During his recent podcast, Ryback talked about the WWE Wellness policy and here are a few highlights:
On how the WWE Wellness policy works: “As far as I know nothing has probably changed on that, because it was all through Aegis, the third party. They’re working with WWE and their Doctor Black, where it was always multiple times a year, they’d just show up. Every once in a blue moon on a live event, like on a Friday. Typically though, it’d be on a TV [day[, Monday or Tuesday. You get to the building and [Mark] Carrano has his little coral of referees. They’d always tell you, ‘Yeah, you’ve gotta go see Mark, you need — drug testers are here.’ And which, I would always say, ‘Yeah, I’m gonna go eat first,’ because you get to the building after working out, you go and get some food. They try to get you in there really quickly though. And they corral you into the Talent Relations, and you all sit down in a big group in there. And you’re just drinking waters to wait until you have to piss. And eventually after I was there I just would do my own thing. I would go eat and get unpacked, get situated. I’d drink some water so that when I went in there I already had to piss. They get it; you get your ID, they do the whole check deal, the paperwork. And then you go to the bathroom and you pull your pants down to your ankles and you lift your shirt up and show the guy your t*ts, show him your d**k, and then you piss right in front of him. It’s really a — it’s a really annoying process in the grand scheme of things, because the people that get into that are f**king weirdos to begin with. And I mean, in all seriousness, it’s an odd job to get into…”
“And again, it’s all a cover by WWE to protect themselves. And there’s all this stuff — it’s not an enjoyable process, it is what it is. You know what you signed up for when you go there, you do it. But as far as I know, that’s what it is.”
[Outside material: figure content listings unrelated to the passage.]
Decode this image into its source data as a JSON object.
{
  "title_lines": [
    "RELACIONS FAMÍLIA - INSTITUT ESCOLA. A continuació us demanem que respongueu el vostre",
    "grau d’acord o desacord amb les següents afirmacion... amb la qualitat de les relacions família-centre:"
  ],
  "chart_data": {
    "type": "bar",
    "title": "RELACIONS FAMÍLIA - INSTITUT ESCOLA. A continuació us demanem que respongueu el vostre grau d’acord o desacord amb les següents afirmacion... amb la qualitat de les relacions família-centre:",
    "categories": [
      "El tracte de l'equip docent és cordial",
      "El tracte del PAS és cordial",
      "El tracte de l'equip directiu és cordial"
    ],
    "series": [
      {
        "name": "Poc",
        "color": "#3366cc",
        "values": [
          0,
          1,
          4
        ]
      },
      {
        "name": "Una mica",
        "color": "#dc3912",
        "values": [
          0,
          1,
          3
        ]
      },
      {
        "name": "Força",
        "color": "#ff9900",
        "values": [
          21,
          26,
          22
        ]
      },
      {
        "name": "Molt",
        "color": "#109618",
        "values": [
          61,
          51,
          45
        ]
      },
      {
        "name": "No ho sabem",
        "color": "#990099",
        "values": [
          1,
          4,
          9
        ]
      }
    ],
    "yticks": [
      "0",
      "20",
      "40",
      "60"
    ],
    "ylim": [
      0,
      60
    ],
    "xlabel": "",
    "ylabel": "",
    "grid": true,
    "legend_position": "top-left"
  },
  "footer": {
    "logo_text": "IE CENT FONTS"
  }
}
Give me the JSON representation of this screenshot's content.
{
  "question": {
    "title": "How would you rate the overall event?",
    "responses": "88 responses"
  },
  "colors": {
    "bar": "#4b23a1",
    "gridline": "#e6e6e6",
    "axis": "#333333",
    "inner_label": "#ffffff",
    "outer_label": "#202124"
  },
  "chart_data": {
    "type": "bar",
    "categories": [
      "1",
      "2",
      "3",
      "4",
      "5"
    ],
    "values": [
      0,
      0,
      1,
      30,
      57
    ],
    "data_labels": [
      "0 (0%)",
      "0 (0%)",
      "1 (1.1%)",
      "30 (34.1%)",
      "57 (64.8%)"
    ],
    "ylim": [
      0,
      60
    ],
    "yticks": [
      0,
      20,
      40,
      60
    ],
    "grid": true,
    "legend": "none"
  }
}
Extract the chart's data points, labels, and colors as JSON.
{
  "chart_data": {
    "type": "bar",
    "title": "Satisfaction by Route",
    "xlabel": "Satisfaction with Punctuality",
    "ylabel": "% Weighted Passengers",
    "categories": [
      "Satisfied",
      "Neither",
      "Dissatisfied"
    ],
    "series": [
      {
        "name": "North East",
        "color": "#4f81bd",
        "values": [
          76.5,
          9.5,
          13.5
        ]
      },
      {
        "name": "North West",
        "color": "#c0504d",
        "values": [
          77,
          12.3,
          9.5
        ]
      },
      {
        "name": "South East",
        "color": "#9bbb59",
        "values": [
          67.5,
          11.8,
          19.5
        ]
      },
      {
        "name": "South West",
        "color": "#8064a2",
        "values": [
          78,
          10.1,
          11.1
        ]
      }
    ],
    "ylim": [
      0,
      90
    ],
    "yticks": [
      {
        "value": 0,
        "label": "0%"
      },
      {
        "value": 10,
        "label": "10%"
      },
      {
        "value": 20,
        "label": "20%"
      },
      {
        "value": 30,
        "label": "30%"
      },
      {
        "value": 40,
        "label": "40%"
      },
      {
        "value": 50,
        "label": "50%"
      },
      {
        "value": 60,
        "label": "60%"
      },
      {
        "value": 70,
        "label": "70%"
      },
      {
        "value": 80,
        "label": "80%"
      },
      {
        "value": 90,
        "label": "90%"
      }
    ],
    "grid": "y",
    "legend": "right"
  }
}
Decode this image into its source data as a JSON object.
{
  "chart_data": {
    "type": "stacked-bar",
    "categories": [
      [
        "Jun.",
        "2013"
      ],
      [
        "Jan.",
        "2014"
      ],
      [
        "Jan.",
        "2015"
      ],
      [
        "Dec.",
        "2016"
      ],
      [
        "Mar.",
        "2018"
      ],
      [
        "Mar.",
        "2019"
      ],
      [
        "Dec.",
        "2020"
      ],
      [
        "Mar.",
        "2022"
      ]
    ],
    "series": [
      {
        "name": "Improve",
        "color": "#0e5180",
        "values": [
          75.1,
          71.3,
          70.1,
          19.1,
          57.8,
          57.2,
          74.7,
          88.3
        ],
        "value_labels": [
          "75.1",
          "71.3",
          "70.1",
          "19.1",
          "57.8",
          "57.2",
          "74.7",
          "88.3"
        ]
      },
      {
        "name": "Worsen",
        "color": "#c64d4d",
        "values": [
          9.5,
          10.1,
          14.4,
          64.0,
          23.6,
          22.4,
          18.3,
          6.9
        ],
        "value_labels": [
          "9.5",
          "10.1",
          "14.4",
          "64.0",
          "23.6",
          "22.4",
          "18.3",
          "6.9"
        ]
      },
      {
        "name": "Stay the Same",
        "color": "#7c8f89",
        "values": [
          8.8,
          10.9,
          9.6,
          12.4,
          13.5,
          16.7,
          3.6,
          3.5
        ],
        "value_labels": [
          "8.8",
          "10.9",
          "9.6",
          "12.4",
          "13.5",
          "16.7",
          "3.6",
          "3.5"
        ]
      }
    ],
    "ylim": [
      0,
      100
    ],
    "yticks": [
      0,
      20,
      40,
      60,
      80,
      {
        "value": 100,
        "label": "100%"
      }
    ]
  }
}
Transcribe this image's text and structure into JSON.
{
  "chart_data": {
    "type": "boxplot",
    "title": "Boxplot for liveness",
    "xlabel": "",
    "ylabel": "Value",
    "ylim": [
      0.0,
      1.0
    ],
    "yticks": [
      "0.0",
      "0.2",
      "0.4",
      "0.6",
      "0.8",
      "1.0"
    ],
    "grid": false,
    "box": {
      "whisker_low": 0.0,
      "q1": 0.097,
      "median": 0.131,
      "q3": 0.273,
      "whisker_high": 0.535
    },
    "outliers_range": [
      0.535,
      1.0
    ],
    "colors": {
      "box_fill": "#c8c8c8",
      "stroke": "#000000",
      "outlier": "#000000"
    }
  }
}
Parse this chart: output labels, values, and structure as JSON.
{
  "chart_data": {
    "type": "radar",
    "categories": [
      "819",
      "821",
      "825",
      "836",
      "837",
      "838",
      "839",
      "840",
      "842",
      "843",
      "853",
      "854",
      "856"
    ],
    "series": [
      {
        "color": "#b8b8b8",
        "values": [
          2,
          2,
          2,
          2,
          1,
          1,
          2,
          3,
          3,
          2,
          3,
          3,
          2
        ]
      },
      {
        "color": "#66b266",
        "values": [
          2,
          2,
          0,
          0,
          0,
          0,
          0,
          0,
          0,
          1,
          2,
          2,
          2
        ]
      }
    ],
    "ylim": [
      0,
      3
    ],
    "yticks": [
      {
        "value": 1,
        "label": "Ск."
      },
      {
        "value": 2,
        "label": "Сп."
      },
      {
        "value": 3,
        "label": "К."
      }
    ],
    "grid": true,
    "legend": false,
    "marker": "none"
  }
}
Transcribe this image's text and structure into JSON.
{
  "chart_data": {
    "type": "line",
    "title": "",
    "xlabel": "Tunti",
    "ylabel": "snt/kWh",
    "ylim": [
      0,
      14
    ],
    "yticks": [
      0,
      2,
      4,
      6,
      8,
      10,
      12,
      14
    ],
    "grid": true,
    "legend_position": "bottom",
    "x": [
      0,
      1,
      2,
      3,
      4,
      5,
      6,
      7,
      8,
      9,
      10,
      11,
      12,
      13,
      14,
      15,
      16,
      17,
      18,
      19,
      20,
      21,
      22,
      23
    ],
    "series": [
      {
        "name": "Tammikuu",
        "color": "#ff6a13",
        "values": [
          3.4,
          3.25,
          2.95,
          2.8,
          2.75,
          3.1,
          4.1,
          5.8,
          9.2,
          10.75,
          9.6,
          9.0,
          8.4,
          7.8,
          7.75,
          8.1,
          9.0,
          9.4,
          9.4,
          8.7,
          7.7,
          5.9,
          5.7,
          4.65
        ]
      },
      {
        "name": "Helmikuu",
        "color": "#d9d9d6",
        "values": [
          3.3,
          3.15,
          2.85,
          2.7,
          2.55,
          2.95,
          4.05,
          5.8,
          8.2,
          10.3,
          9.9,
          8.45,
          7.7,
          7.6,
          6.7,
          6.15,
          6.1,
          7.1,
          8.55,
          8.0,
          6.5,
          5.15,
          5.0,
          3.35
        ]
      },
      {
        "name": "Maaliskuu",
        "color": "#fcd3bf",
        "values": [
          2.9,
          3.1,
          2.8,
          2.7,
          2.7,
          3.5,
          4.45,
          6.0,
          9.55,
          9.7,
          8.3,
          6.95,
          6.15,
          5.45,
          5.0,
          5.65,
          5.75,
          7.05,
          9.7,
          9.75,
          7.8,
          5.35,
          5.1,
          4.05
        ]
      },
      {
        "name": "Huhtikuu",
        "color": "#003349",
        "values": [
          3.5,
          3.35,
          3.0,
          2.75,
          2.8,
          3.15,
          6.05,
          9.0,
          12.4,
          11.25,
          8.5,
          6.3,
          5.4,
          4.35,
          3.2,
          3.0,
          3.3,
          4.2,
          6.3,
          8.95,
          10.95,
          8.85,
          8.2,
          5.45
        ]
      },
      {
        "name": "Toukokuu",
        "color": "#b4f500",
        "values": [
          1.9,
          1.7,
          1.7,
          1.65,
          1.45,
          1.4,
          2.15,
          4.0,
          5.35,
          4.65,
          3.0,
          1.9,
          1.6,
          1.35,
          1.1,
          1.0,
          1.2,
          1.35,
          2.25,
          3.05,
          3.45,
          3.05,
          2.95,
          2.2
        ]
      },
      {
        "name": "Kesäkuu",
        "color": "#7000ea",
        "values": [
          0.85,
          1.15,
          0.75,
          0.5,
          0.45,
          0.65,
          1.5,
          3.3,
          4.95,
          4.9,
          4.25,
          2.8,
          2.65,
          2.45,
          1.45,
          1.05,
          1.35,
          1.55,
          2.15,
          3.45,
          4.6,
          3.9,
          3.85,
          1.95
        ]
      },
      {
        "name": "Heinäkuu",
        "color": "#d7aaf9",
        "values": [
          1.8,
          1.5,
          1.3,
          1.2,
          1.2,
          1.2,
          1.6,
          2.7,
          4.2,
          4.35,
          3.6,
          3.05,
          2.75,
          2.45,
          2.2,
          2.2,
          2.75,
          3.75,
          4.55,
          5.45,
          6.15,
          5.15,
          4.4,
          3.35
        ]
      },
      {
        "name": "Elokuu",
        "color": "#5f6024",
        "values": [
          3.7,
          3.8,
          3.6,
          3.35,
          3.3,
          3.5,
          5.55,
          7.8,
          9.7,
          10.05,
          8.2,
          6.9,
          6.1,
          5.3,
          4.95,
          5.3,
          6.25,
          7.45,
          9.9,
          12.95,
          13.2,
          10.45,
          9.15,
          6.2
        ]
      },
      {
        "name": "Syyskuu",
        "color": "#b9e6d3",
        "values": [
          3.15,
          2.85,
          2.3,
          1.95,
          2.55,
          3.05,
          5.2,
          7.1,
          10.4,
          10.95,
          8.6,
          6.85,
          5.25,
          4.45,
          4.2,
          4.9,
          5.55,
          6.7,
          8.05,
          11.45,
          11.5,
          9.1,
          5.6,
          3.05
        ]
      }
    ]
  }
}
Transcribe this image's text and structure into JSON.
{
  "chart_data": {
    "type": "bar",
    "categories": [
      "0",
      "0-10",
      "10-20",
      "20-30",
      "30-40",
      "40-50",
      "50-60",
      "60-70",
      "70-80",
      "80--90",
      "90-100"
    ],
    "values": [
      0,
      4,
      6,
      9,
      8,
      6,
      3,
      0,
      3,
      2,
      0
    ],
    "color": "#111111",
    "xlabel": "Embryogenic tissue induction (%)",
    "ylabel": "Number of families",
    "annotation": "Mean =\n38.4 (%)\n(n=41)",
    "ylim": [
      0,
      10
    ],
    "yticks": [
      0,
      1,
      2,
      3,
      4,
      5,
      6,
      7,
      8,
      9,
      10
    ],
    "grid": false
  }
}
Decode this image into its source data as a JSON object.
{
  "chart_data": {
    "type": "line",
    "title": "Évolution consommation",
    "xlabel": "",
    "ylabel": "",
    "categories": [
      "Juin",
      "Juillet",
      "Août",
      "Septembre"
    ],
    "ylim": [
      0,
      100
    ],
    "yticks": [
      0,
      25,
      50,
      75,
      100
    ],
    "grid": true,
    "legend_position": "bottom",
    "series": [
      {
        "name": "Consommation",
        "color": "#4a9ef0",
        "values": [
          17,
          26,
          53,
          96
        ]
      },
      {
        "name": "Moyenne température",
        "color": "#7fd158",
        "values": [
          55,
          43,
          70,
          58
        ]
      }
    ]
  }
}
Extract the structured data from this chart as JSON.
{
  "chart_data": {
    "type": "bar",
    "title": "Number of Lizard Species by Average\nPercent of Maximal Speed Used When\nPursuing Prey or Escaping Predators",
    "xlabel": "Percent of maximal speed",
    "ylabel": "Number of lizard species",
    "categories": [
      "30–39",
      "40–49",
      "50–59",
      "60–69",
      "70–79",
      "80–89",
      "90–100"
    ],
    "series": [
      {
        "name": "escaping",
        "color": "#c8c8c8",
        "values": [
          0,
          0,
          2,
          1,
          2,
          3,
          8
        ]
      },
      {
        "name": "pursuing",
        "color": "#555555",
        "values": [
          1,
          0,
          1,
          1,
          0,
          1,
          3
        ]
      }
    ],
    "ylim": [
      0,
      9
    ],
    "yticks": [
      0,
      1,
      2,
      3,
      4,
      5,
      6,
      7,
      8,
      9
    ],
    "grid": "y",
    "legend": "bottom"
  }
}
On his claim that Triple H isn’t tested: “Hunter, there’s no way. And if he is, he’ll do one as a publicity stunt. Hunter’s whole career has been made on steroids. That’s f**king — I grew up watching the guy. Without them, he doesn’t exist in pro wrestling. And I grew up loving him as one of my favorites, and that’s what it is. It is very biased what they do there and all that. But the policy in and of itself, I love it. I wish they had strict drug-testing policies in all of wrestling.”